I remember when a few individuals thought it would be a good idea to steer the protest across I-94. I considered the idea for a moment. Do you really think cars moving at 60+ mph at a blind turn (as 94 is at that point) have the reaction time and breaking power to not plow into dozens of protestors, even if they wanted to not hit them? I saw nothing but danger that way, so I urged them to not cross I-94, in a game of 65mph Frogger.

Johnny Northside said...

Let me cite a few case studies for you, and you can confirm these by looking them up online.

* Seattle Times, February 19, 2003. "Anti-war protest delays morning commute on 520."

* Former President Nickerson documents campus turmoil of Vietnam War Era. (Mankato State, Minnesota, another highway blocked)

* Antiwar protesters block Interstate 5 freeway on May 5, 1970. (Washington State. AGAIN. Where organizers UNDERSTAND protest dynamics)

Causing the traffic to halt was completely do-able. You throw up your hands. You stick a sign out in the traffic. That's how you halt traffic. It's considerably easier than going up against an armed line of pissed-off police, something the crowd did over and over. Duh. Think about it.

Even a minor fender bender causes a traffic jam, so how much more so hundreds of people with banners? Anybody who talks about a game of "Frogger" at 65 miles an hour doesn't really understand traffic dynamics vis-a-vis protests.

You're also entirely discounting the presence of sympathizers in the traffic--many, many--who would have slowed down for reasons of SYMPATHIZING with the protesters.

Even slowing down AFTER PASSING THE PROTEST would have caused traffic to grind to a halt.

Furthermore, the traffic was already moving at a snail's pace.

The organizers on the bridge didn't even have enough tactical experience to figure out they should have taken the signs and banners milling around pointlessly in the crowd and hung them over the John Ireland bridge, which would have been enough BY ITSELF to snarl up traffic during rush hour. (See case study ONE)

So often the people at Thursday's marches had no freaking idea what was going on because the organizers with the bullhorns didn't repeat themselves, didn't give good directions or information, didn't relay information effectively. They were long on idealism and short on tactical know-how.

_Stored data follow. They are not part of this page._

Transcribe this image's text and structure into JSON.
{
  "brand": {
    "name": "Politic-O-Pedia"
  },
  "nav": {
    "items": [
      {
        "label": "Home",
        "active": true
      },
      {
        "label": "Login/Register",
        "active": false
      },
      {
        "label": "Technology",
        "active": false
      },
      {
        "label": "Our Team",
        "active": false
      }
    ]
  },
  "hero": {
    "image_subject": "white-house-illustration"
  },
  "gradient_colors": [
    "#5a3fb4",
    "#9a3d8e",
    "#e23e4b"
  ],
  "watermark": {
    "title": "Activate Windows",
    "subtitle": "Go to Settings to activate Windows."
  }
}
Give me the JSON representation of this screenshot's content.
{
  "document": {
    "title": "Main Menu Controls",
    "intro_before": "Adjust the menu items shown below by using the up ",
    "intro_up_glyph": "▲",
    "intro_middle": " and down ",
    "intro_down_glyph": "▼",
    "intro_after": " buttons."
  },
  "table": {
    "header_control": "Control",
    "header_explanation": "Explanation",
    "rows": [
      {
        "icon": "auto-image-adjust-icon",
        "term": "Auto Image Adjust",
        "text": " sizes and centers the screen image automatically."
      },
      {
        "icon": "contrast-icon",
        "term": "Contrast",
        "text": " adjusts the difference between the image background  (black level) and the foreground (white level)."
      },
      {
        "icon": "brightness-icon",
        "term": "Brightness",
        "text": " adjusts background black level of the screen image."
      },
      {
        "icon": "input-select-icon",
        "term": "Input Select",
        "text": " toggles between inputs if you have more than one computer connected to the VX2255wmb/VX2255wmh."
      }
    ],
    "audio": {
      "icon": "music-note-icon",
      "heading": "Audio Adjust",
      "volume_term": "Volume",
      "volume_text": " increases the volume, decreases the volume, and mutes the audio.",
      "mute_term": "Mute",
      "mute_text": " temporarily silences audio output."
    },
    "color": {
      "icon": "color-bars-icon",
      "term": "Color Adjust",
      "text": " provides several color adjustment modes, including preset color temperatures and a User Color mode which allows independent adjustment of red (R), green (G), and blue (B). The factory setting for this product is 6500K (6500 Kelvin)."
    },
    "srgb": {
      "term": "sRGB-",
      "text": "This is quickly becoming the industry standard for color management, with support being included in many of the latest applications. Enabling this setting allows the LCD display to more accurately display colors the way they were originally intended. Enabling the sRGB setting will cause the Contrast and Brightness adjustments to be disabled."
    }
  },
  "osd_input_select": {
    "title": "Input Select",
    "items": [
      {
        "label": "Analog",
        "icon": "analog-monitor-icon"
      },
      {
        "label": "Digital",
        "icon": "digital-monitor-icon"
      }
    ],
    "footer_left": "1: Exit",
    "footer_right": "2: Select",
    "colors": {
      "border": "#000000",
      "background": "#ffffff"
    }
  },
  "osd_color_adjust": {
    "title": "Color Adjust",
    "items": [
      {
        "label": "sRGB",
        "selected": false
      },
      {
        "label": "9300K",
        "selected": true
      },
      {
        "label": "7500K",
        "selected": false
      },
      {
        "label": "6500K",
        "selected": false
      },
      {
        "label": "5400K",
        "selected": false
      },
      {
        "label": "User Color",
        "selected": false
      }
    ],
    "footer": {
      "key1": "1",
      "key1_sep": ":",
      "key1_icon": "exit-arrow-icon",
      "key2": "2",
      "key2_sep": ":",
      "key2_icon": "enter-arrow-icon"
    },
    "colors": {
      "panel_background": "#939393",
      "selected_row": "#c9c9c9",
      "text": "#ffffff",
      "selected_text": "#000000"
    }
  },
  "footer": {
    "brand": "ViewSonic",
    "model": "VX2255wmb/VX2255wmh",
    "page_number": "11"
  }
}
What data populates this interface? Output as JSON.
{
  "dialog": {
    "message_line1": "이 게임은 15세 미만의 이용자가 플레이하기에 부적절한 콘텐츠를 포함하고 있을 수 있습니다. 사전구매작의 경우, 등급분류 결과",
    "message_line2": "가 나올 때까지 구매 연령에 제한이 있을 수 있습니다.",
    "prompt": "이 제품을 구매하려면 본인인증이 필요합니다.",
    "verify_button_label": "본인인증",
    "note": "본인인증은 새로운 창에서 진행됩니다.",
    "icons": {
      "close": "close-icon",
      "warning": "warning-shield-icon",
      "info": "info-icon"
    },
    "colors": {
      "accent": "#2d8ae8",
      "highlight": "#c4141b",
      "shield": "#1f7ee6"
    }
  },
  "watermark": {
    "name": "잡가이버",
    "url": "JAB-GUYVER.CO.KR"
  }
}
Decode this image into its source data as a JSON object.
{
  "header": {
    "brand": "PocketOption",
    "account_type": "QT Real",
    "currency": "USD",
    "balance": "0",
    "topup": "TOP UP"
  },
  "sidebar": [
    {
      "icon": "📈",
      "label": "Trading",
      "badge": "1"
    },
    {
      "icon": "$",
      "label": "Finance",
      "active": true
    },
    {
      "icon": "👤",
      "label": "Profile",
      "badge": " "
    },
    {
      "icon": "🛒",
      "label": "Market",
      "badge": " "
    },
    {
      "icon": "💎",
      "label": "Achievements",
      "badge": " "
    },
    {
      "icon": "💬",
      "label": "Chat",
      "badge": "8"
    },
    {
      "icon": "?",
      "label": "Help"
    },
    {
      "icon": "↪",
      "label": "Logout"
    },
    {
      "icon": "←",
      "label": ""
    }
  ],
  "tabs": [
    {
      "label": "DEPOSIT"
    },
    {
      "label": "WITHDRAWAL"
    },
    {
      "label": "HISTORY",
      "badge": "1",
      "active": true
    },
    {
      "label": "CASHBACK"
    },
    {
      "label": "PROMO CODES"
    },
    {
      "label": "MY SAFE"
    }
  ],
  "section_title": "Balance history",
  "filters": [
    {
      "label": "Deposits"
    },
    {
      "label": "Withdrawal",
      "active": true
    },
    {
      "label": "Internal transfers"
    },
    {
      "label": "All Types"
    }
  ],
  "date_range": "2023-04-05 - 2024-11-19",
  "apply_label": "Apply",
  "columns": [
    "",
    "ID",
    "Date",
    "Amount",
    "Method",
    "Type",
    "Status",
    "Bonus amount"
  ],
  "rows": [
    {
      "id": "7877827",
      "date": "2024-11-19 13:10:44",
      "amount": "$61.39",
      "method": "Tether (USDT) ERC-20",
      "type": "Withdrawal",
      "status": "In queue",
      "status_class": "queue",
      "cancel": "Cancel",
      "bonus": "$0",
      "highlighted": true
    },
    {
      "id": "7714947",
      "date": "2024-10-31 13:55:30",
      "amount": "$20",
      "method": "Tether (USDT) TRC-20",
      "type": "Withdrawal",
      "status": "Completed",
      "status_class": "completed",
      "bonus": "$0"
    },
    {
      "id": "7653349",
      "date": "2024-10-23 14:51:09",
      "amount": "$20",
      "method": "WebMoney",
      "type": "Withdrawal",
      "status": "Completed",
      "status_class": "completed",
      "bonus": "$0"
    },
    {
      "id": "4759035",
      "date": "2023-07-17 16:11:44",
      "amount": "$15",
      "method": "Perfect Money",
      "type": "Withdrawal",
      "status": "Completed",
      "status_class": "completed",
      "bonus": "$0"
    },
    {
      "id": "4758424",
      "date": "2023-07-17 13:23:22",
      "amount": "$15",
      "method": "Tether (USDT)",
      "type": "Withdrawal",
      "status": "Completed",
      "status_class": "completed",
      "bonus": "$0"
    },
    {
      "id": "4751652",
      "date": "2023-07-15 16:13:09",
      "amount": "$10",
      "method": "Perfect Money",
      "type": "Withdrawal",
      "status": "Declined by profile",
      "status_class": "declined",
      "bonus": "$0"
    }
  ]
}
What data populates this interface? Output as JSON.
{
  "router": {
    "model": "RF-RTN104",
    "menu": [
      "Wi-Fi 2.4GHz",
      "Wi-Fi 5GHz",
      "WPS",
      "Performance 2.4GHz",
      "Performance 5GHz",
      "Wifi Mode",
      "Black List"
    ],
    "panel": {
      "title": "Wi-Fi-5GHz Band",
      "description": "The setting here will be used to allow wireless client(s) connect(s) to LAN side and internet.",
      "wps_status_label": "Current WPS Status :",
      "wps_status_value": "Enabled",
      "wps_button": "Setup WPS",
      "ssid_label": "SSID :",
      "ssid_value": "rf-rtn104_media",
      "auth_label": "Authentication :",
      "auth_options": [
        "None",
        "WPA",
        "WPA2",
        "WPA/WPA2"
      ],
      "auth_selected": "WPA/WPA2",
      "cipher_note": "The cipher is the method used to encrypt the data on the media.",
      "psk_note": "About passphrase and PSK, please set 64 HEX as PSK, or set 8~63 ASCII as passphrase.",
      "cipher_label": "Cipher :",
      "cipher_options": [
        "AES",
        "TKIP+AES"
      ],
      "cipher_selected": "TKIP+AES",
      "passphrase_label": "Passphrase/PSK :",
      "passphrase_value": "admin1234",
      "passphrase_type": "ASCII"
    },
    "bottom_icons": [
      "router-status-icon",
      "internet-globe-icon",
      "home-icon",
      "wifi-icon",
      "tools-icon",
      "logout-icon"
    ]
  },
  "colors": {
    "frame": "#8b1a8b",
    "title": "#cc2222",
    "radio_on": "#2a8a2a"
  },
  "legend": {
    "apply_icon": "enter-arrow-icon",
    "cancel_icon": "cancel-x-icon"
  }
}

I rely on my case studies to make my point. And that took, like, a few minutes of work to dig that stuff up. There are probably several dozen examples of successful highway blocking by protesters WITHOUT casualties.

If you're going to XCel Center...if that's what the crowd has been told is the goal...THEN (EXPLETIVE) GO TO XCEL instead of turning your back on XCEL and marching into the area where the police are strongest!

Nothing I am saying here reduces the nobility, bravery and extreme self-sacrifice of those who marched. Furthermore, all those arrests right as McCain gave his speech were fortuitously timed. I've heard some networks broke in to the speech coverage to show images of that. (Haven't confirmed it) The symbolic TIMING was perfect, in and of itself.

But it is like those people were SACRIFICED...and for what? At the very end, they were being led by a guy who didn't appear to even know where he was going, and marched where the police were STRONGEST. marched into a freaking CORRAL.

Even if Carlos From Los Angeles didn't want to go on the highway, why not turn at Marion and Fuller instead of marching back where the police were STRONGEST?